God too has become remote. No longer does He speak in thunder and lightning and wind and earth and fire as He obviously did to those who composed and sang the psalms of the Old Testament and hymns of the Church. To them, the rays of the sun and raindrops, scorching heat and freezing cold disclosed, shouted at times, God's kindness and care and anger and disapproval. "My" natural phenomena, on the other hand, are just that and no more, lifeless happenings in which inanimate laws are doing "their thing". God is somewhere beyond these laws, letting them run the show. God seems to be absent from human events as well. Events are caused by human beings, by people with their well thought out or chaotic agendas, aware or unaware of what they are up to.
This is terrible, God being absent, God having little to do with what we are doing, God seeming to abandon us to our own devices, God not only letting us grow up but letting us outgrow Him. God who is a stranger to us, and thus a God whom we do not need. Painful thoughts, these, but real thoughts. Thoughts arising not as much out of intellectual curiosity but out of our daily living, out of the way in which we act and react.

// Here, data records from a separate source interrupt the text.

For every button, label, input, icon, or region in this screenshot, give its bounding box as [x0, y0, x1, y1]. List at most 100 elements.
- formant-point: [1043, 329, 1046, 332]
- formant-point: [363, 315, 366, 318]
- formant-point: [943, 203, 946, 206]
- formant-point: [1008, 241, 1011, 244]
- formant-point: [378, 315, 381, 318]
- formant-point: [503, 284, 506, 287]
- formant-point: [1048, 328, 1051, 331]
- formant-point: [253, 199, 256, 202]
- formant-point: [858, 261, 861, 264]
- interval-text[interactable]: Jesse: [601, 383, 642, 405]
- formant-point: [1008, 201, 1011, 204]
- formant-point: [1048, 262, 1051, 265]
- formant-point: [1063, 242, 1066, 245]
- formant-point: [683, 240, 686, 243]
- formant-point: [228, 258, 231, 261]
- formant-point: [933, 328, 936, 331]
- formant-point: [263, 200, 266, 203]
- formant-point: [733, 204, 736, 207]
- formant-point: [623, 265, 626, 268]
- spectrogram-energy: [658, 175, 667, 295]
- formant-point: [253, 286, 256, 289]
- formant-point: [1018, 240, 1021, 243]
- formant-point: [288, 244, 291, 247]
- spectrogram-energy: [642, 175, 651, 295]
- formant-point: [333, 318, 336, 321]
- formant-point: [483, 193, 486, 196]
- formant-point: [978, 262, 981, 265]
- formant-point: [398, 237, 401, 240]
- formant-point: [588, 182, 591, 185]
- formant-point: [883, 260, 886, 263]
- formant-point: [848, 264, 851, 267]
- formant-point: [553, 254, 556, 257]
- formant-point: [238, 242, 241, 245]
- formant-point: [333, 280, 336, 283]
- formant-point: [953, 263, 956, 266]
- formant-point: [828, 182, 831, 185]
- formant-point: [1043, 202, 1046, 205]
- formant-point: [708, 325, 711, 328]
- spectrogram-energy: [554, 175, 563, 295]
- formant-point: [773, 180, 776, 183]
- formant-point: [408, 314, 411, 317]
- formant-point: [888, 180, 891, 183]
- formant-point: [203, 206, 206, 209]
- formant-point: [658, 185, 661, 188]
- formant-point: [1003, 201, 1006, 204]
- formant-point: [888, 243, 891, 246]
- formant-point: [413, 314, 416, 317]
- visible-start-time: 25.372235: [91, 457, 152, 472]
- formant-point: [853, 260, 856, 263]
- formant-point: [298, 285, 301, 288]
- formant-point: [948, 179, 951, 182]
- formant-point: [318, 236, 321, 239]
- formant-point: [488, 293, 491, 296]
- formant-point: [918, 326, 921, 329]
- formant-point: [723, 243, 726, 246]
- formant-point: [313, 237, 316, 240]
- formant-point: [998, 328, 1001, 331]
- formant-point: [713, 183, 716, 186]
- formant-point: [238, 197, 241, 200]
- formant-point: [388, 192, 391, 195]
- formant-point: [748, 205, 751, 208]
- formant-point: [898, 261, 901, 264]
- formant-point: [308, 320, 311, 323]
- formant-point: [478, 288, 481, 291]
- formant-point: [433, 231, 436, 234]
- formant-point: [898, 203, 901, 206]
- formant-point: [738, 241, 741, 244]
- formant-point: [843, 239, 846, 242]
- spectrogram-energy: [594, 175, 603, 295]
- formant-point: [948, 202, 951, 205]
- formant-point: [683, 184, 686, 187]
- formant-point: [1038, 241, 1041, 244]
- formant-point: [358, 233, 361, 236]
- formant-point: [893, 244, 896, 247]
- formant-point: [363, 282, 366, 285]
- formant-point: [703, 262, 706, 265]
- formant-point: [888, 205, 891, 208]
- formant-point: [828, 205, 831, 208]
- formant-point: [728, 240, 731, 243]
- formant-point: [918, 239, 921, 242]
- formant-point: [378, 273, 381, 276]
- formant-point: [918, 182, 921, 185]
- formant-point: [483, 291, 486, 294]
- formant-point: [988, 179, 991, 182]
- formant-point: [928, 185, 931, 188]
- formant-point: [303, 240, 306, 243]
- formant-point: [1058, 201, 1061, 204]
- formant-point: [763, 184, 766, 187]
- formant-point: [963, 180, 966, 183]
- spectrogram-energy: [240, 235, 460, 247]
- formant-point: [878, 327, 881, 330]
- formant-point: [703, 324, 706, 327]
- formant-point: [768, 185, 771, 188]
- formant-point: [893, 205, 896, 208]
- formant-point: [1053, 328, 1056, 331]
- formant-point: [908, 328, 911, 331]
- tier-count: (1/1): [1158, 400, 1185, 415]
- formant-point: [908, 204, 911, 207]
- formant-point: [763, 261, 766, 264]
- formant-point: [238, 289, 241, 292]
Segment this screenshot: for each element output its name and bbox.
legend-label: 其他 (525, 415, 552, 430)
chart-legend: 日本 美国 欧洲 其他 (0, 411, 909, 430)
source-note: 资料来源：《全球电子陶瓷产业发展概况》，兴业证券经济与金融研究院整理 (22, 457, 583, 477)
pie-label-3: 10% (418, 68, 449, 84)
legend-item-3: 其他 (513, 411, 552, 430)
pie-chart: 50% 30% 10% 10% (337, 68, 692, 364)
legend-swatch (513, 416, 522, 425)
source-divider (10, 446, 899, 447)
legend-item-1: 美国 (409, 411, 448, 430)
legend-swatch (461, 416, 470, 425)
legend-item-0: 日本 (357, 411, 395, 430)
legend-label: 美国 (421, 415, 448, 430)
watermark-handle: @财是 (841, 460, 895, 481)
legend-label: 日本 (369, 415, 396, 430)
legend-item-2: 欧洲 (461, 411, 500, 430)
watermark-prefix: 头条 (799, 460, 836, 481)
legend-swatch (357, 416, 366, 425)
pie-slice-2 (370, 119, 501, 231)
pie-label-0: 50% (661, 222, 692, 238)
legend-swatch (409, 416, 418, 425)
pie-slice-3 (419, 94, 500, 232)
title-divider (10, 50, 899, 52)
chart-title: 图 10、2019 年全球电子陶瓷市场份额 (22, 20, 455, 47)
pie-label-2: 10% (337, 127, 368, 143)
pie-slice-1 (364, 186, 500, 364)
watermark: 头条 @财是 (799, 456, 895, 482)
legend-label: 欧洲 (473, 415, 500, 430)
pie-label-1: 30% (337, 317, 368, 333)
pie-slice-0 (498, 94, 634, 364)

But what if Francis' Canticle is not mere poetry? What if this poetry is not "mere" at all but more real than hard-nosed reality? Is there not something very wrong with the notion and image of God which makes us pose all those baffling and awkward questions, questions which seem to be stacked against our faith in Him? Do we not think of our God as a clock-maker who makes his clock, winds it up and then stands back letting it tick away? Do we not imagine our God to be, not true God but a superman who, having made us free, leaves us alone, dependent on nothing but our own brains, a superman refusing to interfere lest he be accused of failing to respect our freedom. Is not the God giving rise to such doubts and problems made in our image and likeness?
The true God makes us free and sustains us in our freedom, remaining intensely present in all our free planning and deciding. Far from destroying His presence enhances our freedom. Our freedom may well consist in being independent of human beings, but it does not consist in our being independent of God. Having been created by Him our freedom depends on Him for its survival and functioning; the more intensely He acts within our freedom the freer we are. When I beg God that a sensitive surgical intervention may be successful, I am not asking Him to take physical hold of the surgeon's fingers, supplanting His own fine touch for that of a human being. I am begging Him rather to be intensely present within the doctor's expertise.
Far from being absent from the natural phenomena or free activity of human beings God is personally and intimately present in everything that happens -- present as God, not as a superman.